No Exit

I’ve been thinking about consensus and complacency. I know of people who think that B&W has too much in the way of consensus and thereby risks smug complacency. That’s true enough, but I don’t quite know what can be done about it, or even if anything should be done about it (that’s what I’ve been thinking about). It seems to me that as soon as I try to figure out what (if anything) can be done about it, I immediately get into a regress, which engenders feelings of deep hopelessness and futility (along with hunger). It may be that from a moral point of view, feelings of hopelessness and futility (and hunger) are preferable to smug complacency; but from other points of view, I’m not sure they are.

Here’s why I get into the regress. It seems to me that B&W’s* only really basic commitment – and thus all it can really risk being complacent about – is to rational inquiry. To rational inquiry of whatever kind; to using whatever tools and methods are needed to investigate whatever particular question needs investigating – including whether or not B&W is smug and complacent, and whether consensus on the need for and value of rational inquiry necessarily leads to smug complacency. And right there, two seconds into the inquiry, we smack into the regress, and I don’t see how we can get out of it. How can we tell whether or not B&W is smugly complacent except by trying to find out?
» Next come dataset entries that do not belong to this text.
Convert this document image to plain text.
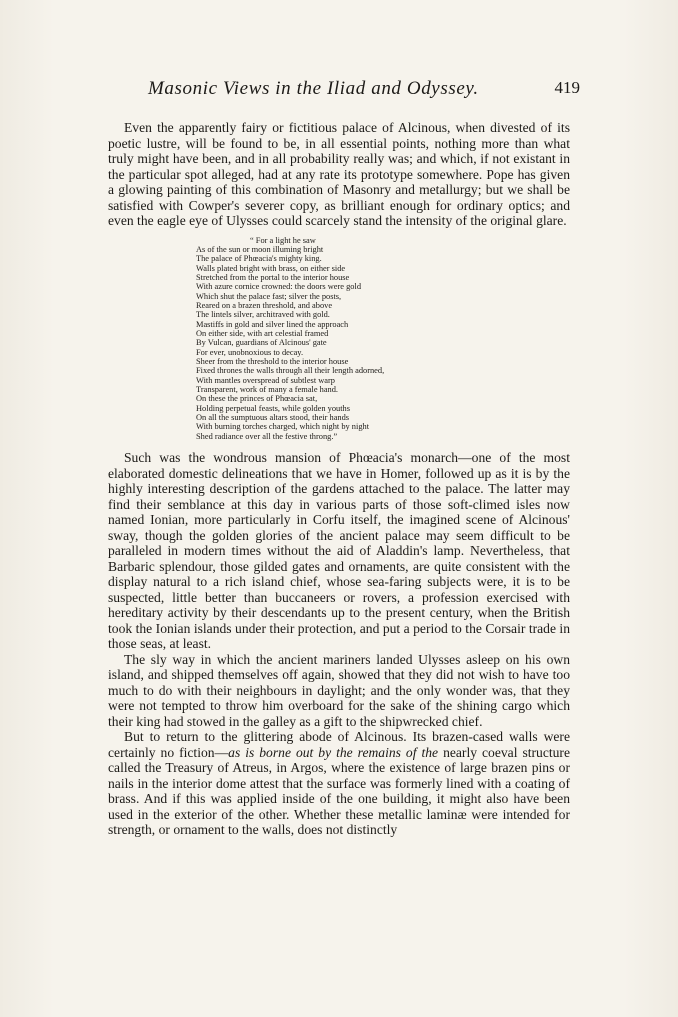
Masonic Views in the Iliad and Odyssey.	419

Even the apparently fairy or fictitious palace of Alcinous, when divested of its poetic lustre, will be found to be, in all essential points, nothing more than what truly might have been, and in all probability really was; and which, if not existant in the particular spot alleged, had at any rate its prototype somewhere. Pope has given a glowing painting of this combination of Masonry and metallurgy; but we shall be satisfied with Cowper's severer copy, as brilliant enough for ordinary optics; and even the eagle eye of Ulysses could scarcely stand the intensity of the original glare.

“ For a light he saw
As of the sun or moon illuming bright
The palace of Phœacia's mighty king.
Walls plated bright with brass, on either side
Stretched from the portal to the interior house
With azure cornice crowned: the doors were gold
Which shut the palace fast; silver the posts,
Reared on a brazen threshold, and above
The lintels silver, architraved with gold.
Mastiffs in gold and silver lined the approach
On either side, with art celestial framed
By Vulcan, guardians of Alcinous' gate
For ever, unobnoxious to decay.
Sheer from the threshold to the interior house
Fixed thrones the walls through all their length adorned,
With mantles overspread of subtlest warp
Transparent, work of many a female hand.
On these the princes of Phœacia sat,
Holding perpetual feasts, while golden youths
On all the sumptuous altars stood, their hands
With burning torches charged, which night by night
Shed radiance over all the festive throng.”

Such was the wondrous mansion of Phœacia's monarch—one of the most elaborated domestic delineations that we have in Homer, followed up as it is by the highly interesting description of the gardens attached to the palace. The latter may find their semblance at this day in various parts of those soft-climed isles now named Ionian, more particularly in Corfu itself, the imagined scene of Alcinous' sway, though the golden glories of the ancient palace may seem difficult to be paralleled in modern times without the aid of Aladdin's lamp. Nevertheless, that Barbaric splendour, those gilded gates and ornaments, are quite consistent with the display natural to a rich island chief, whose sea-faring subjects were, it is to be suspected, little better than buccaneers or rovers, a profession exercised with hereditary activity by their descendants up to the present century, when the British took the Ionian islands under their protection, and put a period to the Corsair trade in those seas, at least.

The sly way in which the ancient mariners landed Ulysses asleep on his own island, and shipped themselves off again, showed that they did not wish to have too much to do with their neighbours in daylight; and the only wonder was, that they were not tempted to throw him overboard for the sake of the shining cargo which their king had stowed in the galley as a gift to the shipwrecked chief.

But to return to the glittering abode of Alcinous. Its brazen-cased walls were certainly no fiction—as is borne out by the remains of the nearly coeval structure called the Treasury of Atreus, in Argos, where the existence of large brazen pins or nails in the interior dome attest that the surface was formerly lined with a coating of brass. And if this was applied inside of the one building, it might also have been used in the exterior of the other. Whether these metallic laminæ were intended for strength, or ornament to the walls, does not distinctly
By trying to find out by inquiry? But if we do that we’re just displaying the consensus again, smugly and complacently. But what else can we do? What is there other than rational inquiry? Faith? Revelation? Authority? Intuition? Blind commitment? Hunch? Insight? Mystical experience? But those simply don’t seem the right (the most reliable, the most testable, the most likely to be accurate) way to find out the truth of the matter. No doubt it’s smug and complacent of me to say and to think that – I can see that in a way it is by definition – but I still don’t see any good alternative. To rely on faith or revelation would be credulous and reckless and fundamentally incompetent, in the sense of using the wrong tools for a particular job.

So I seem to be stuck. It seems to me that B&W is not (necessarily) smug and complacent, because the basic idea it is committed to is, to the best of its (my) knowledge, the only one that’s a valid option – so it’s a forced choice – so not really a source of smugness. We don’t really feel smug when we pick up a garlic press instead of a chainsaw when we have some garlic to squash. Not unless we’re terribly hard up for reasons to feel smug (in which case no one should begrudge us, because really, how sad, don’t you think?).
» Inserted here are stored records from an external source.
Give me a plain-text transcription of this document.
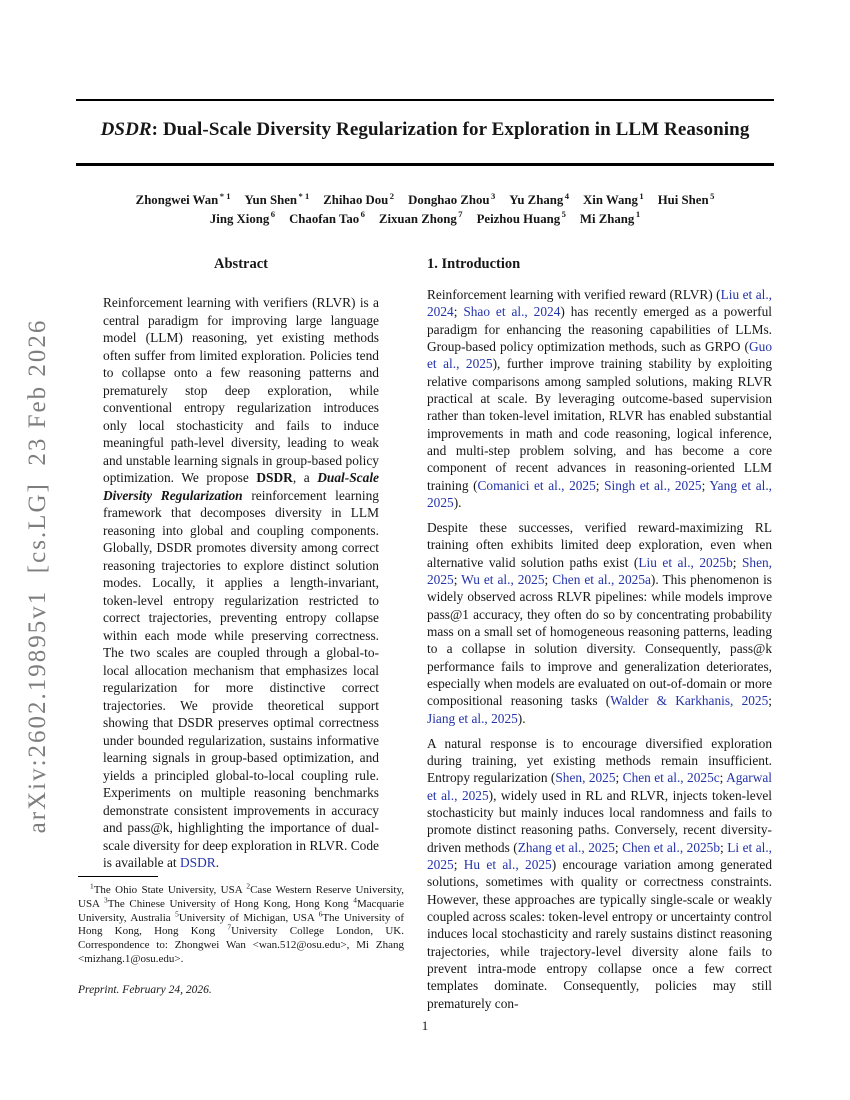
arXiv:2602.19895v1  [cs.LG]  23 Feb 2026
DSDR: Dual-Scale Diversity Regularization for Exploration in LLM Reasoning
Zhongwei Wan $^{* 1}$ Yun Shen $^{* 1}$ Zhihao Dou $^2$ Donghao Zhou $^3$ Yu Zhang $^4$ Xin Wang $^1$ Hui Shen $^5$
Jing Xiong $^6$ Chaofan Tao $^6$ Zixuan Zhong $^7$ Peizhou Huang $^5$ Mi Zhang $^1$
Abstract
Reinforcement learning with verifiers (RLVR) is a central paradigm for improving large language model (LLM) reasoning, yet existing methods often suffer from limited exploration. Policies tend to collapse onto a few reasoning patterns and prematurely stop deep exploration, while conventional entropy regularization introduces only local stochasticity and fails to induce meaningful path-level diversity, leading to weak and unstable learning signals in group-based policy optimization. We propose DSDR, a Dual-Scale Diversity Regularization reinforcement learning framework that decomposes diversity in LLM reasoning into global and coupling components. Globally, DSDR promotes diversity among correct reasoning trajectories to explore distinct solution modes. Locally, it applies a length-invariant, token-level entropy regularization restricted to correct trajectories, preventing entropy collapse within each mode while preserving correctness. The two scales are coupled through a global-to-local allocation mechanism that emphasizes local regularization for more distinctive correct trajectories. We provide theoretical support showing that DSDR preserves optimal correctness under bounded regularization, sustains informative learning signals in group-based optimization, and yields a principled global-to-local coupling rule. Experiments on multiple reasoning benchmarks demonstrate consistent improvements in accuracy and pass@k, highlighting the importance of dual-scale diversity for deep exploration in RLVR. Code is available at DSDR.
1. Introduction

Reinforcement learning with verified reward (RLVR) (Liu et al., 2024; Shao et al., 2024) has recently emerged as a powerful paradigm for enhancing the reasoning capabilities of LLMs. Group-based policy optimization methods, such as GRPO (Guo et al., 2025), further improve training stability by exploiting relative comparisons among sampled solutions, making RLVR practical at scale. By leveraging outcome-based supervision rather than token-level imitation, RLVR has enabled substantial improvements in math and code reasoning, logical inference, and multi-step problem solving, and has become a core component of recent advances in reasoning-oriented LLM training (Comanici et al., 2025; Singh et al., 2025; Yang et al., 2025).

Despite these successes, verified reward-maximizing RL training often exhibits limited deep exploration, even when alternative valid solution paths exist (Liu et al., 2025b; Shen, 2025; Wu et al., 2025; Chen et al., 2025a). This phenomenon is widely observed across RLVR pipelines: while models improve pass@1 accuracy, they often do so by concentrating probability mass on a small set of homogeneous reasoning patterns, leading to a collapse in solution diversity. Consequently, pass@k performance fails to improve and generalization deteriorates, especially when models are evaluated on out-of-domain or more compositional reasoning tasks (Walder & Karkhanis, 2025; Jiang et al., 2025).

A natural response is to encourage diversified exploration during training, yet existing methods remain insufficient. Entropy regularization (Shen, 2025; Chen et al., 2025c; Agarwal et al., 2025), widely used in RL and RLVR, injects token-level stochasticity but mainly induces local randomness and fails to promote distinct reasoning paths. Conversely, recent diversity-driven methods (Zhang et al., 2025; Chen et al., 2025b; Li et al., 2025; Hu et al., 2025) encourage variation among generated solutions, sometimes with quality or correctness constraints. However, these approaches are typically single-scale or weakly coupled across scales: token-level entropy or uncertainty control induces local stochasticity and rarely sustains distinct reasoning trajectories, while trajectory-level diversity alone fails to prevent intra-mode entropy collapse once a few correct templates dominate. Consequently, policies may still prematurely con-

$^1$The Ohio State University, USA $^2$Case Western Reserve University, USA $^3$The Chinese University of Hong Kong, Hong Kong $^4$Macquarie University, Australia $^5$University of Michigan, USA $^6$The University of Hong Kong, Hong Kong $^7$University College London, UK. Correspondence to: Zhongwei Wan <wan.512@osu.edu>, Mi Zhang <mizhang.1@osu.edu>.
Preprint. February 24, 2026.
1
It’s as if someone said, ‘what colour is that shirt?’ You have two choices – you can guess, or you can look. You think you’re more likely to give an accurate answer if you look. Is it smug and complacent to think that?

The other issue is that in a world where lots of people guess, and not only guess but make a virtue of guessing, and chastise people who look instead of guessing – the result may well be that the people who look will feel superior to the guessers (and, as a matter of fact, the guessers will feel superior to the lookers). If that is the sense of smug and complacent that is meant, it’s true enough: no doubt that is a risk. But how can it be helped? What is to be done? Should we start arguing in favour of guessing in order to avoid feeling superior to guessers? (What of the risk then of feeling superior to lookers? Should we just alternate every few minutes? But then wouldn’t we get dizzy and start dropping things?) But is that a good reason to do that? If we think rational inquiry really is the best way to find out things (and we think finding out things is worth doing) then is it sensible to do the opposite simply to prevent ourselves from (possibly) feeling superior? Isn’t that doing a large bad in order to prevent a comparatively trivial bad?
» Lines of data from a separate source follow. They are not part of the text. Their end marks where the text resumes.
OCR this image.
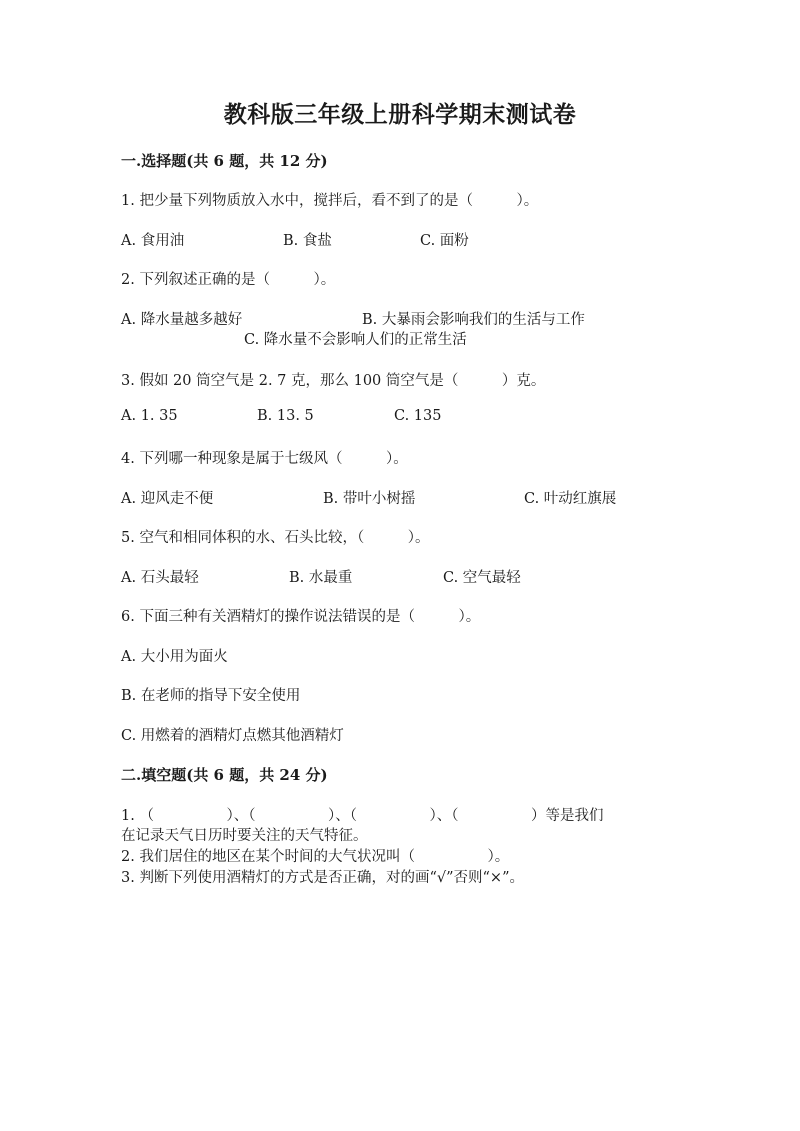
教科版三年级上册科学期末测试卷
一.选择题(共 6 题，共 12 分)
1. 把少量下列物质放入水中，搅拌后，看不到了的是（　　　）。
A. 食用油	B. 食盐	C. 面粉
2. 下列叙述正确的是（　　　）。
A. 降水量越多越好	B. 大暴雨会影响我们的生活与工作
C. 降水量不会影响人们的正常生活
3. 假如 20 筒空气是 2. 7 克，那么 100 筒空气是（　　　）克。
A. 1. 35	B. 13. 5	C. 135
4. 下列哪一种现象是属于七级风（　　　）。
A. 迎风走不便	B. 带叶小树摇	C. 叶动红旗展
5. 空气和相同体积的水、石头比较，（　　　）。
A. 石头最轻	B. 水最重	C. 空气最轻
6. 下面三种有关酒精灯的操作说法错误的是（　　　）。
A. 大小用为面火
B. 在老师的指导下安全使用
C. 用燃着的酒精灯点燃其他酒精灯
二.填空题(共 6 题，共 24 分)
1. （　　　　　）、（　　　　　）、（　　　　　）、（　　　　　）等是我们
在记录天气日历时要关注的天气特征。
2. 我们居住的地区在某个时间的大气状况叫（　　　　　）。
3. 判断下列使用酒精灯的方式是否正确，对的画“√”否则“×”。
And the logic of doing things we don’t actually believe in in order to avoid smugness is tricky – because anything can prompt such feelings – so at that rate we should never do anything. Never learn anything, acquire any skill, form any opinion – we should be so humble and self-abnegating that we don’t exist at all. Which seems safe, but a bit pointless.

*I keep saying B&W, which is a bit absurd, because B&W c’est moi, there isn’t anyone else here – so why don’t I just say ‘I’? It seems coy to say B&W if I mean me. But I don’t really mean me, I mean B&W, so that’s what I say. B&W seems like something bigger than mere me – which it is, actually, because a lot of other people write for it, and I assume they do that because of the nature of B&W, which is created partly by those very people who write for it, in a continuing expansive process. Okay that’s why I say B&W. Though it’s also because it was two people when it was founded, so I formed the habit of thinking of it and referring to it that way; it’s taken me a long time to break the habit of using the plural first-person pronoun.